The principles as to what would constitute the “rarest of rare” have been laid down by the top court in the landmark judgment in Bachan Singh vs State of Punjab (1980)Bachan Singh formulated certain broad illustrative guidelines and said it should be given only when the option of awarding the sentence of life imprisonment is “unquestionably foreclosed”. It was left completely left upon the court’s discretion to reach this conclusion.

The Supreme Court has always said that the death sentence should be given rarely. In Mithu vs State of Punjab (1983), the Supreme Court ruled that the mandatory death penalty is unconstitutional. It struck down Section 303 in the Indian Penal Code (IPC), which entailed a mandatory death sentence for a person who commits murder while serving a life term in another case. The Supreme Court ruled Section 303 violated Articles 14 (right to equality) and 21 (right to life) since an unreasonable distinction was sought to be made between two classes of murderes. It said all murders would come under the ambit of Section 302, where a court would have the discretion to award life term or death sentence.

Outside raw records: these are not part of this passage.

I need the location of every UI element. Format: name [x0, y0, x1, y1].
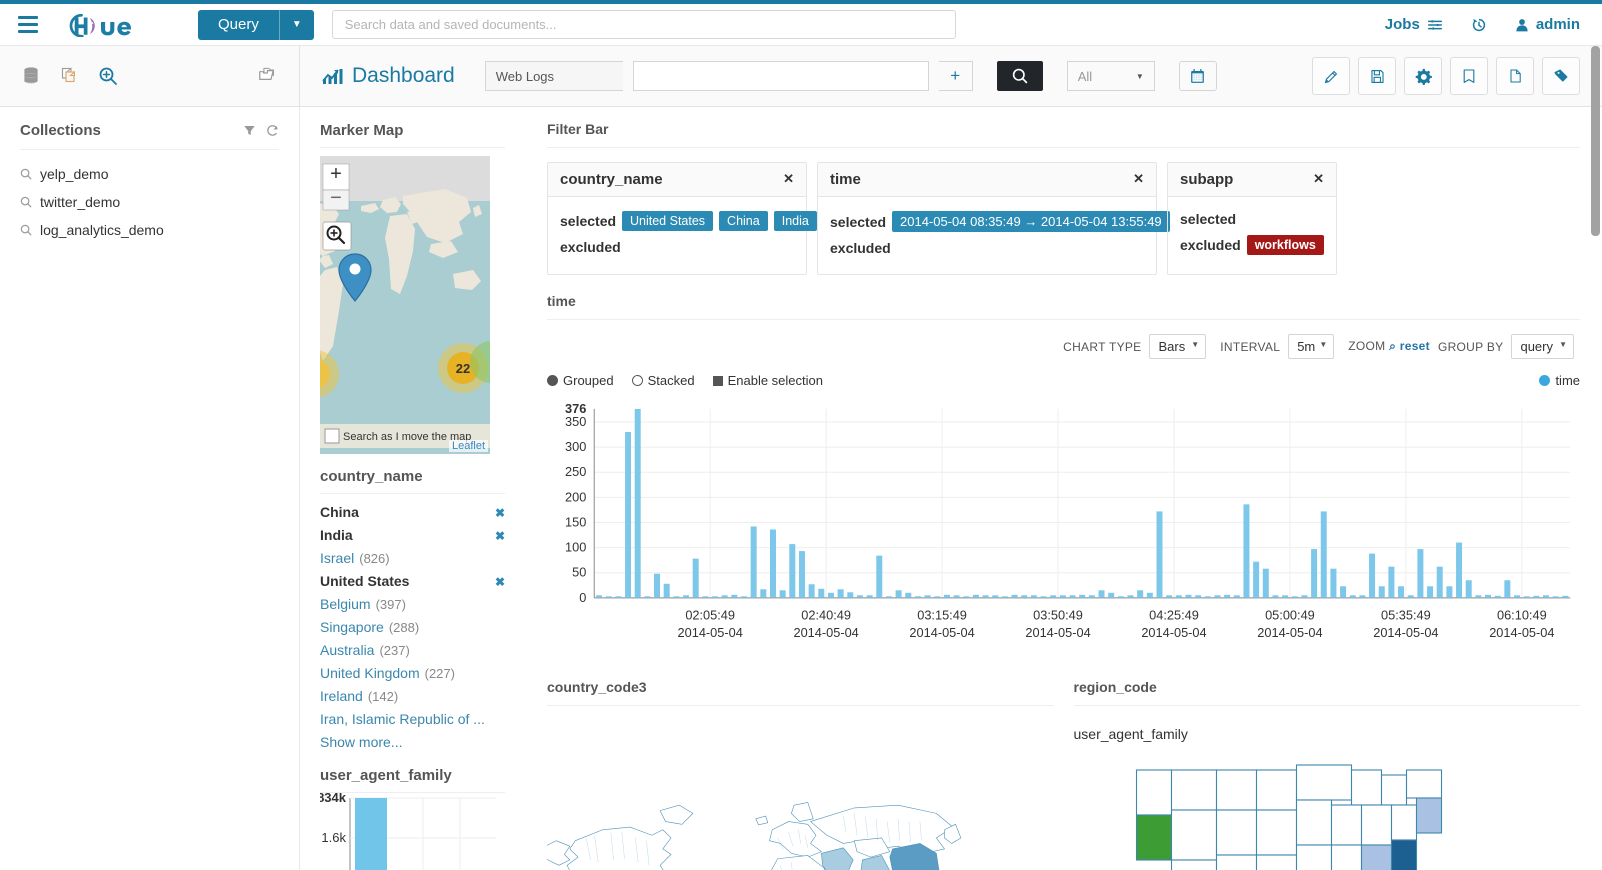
svg-text:350: 350: [565, 414, 586, 429]
svg-text:2014-05-04: 2014-05-04: [909, 625, 974, 640]
svg-text:2014-05-04: 2014-05-04: [1489, 625, 1554, 640]
svg-text:2014-05-04: 2014-05-04: [1373, 625, 1438, 640]
svg-text:05:00:49: 05:00:49: [1265, 607, 1315, 622]
svg-text:02:05:49: 02:05:49: [685, 607, 735, 622]
svg-text:1.834k: 1.834k: [320, 793, 347, 805]
svg-text:2014-05-04: 2014-05-04: [678, 625, 743, 640]
svg-text:02:40:49: 02:40:49: [801, 607, 851, 622]
svg-text:03:50:49: 03:50:49: [1033, 607, 1083, 622]
svg-text:300: 300: [565, 439, 586, 454]
svg-text:22: 22: [456, 361, 470, 376]
svg-text:2014-05-04: 2014-05-04: [1257, 625, 1322, 640]
svg-text:2014-05-04: 2014-05-04: [1141, 625, 1206, 640]
svg-text:100: 100: [565, 540, 586, 555]
svg-text:50: 50: [572, 565, 586, 580]
svg-text:04:25:49: 04:25:49: [1149, 607, 1199, 622]
svg-text:200: 200: [565, 489, 586, 504]
svg-text:376: 376: [565, 401, 586, 416]
svg-text:+: +: [330, 163, 342, 185]
svg-text:2014-05-04: 2014-05-04: [1025, 625, 1090, 640]
svg-text:0: 0: [579, 590, 586, 605]
svg-text:150: 150: [565, 514, 586, 529]
svg-text:06:10:49: 06:10:49: [1497, 607, 1547, 622]
svg-text:250: 250: [565, 464, 586, 479]
svg-text:03:15:49: 03:15:49: [917, 607, 967, 622]
svg-text:05:35:49: 05:35:49: [1381, 607, 1431, 622]
svg-text:2014-05-04: 2014-05-04: [793, 625, 858, 640]
svg-text:−: −: [330, 187, 342, 209]
svg-text:1.6k: 1.6k: [321, 830, 346, 845]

The apex court has also laid down the principle of weighing aggravating and mitigating circumstances. A balance-sheet of aggravating and mitigating circumstances in a particular case has to be drawn to ascertain whether justice will not be done if any punishment less than the death sentence is awarded. Two prime questions, the top court held, may be asked and answered.First, is there something uncommon about the crime which renders the sentence of imprisonment for life inadequate and calls for a death sentence? Second, are there circumstances of the crime such that there is no alternative but to impose the death sentence even after according maximum weightage to the mitigating circumstances which speak in favour of the offenders?
The answers to these two questions in the Nirbhaya case are: Yes and Yes.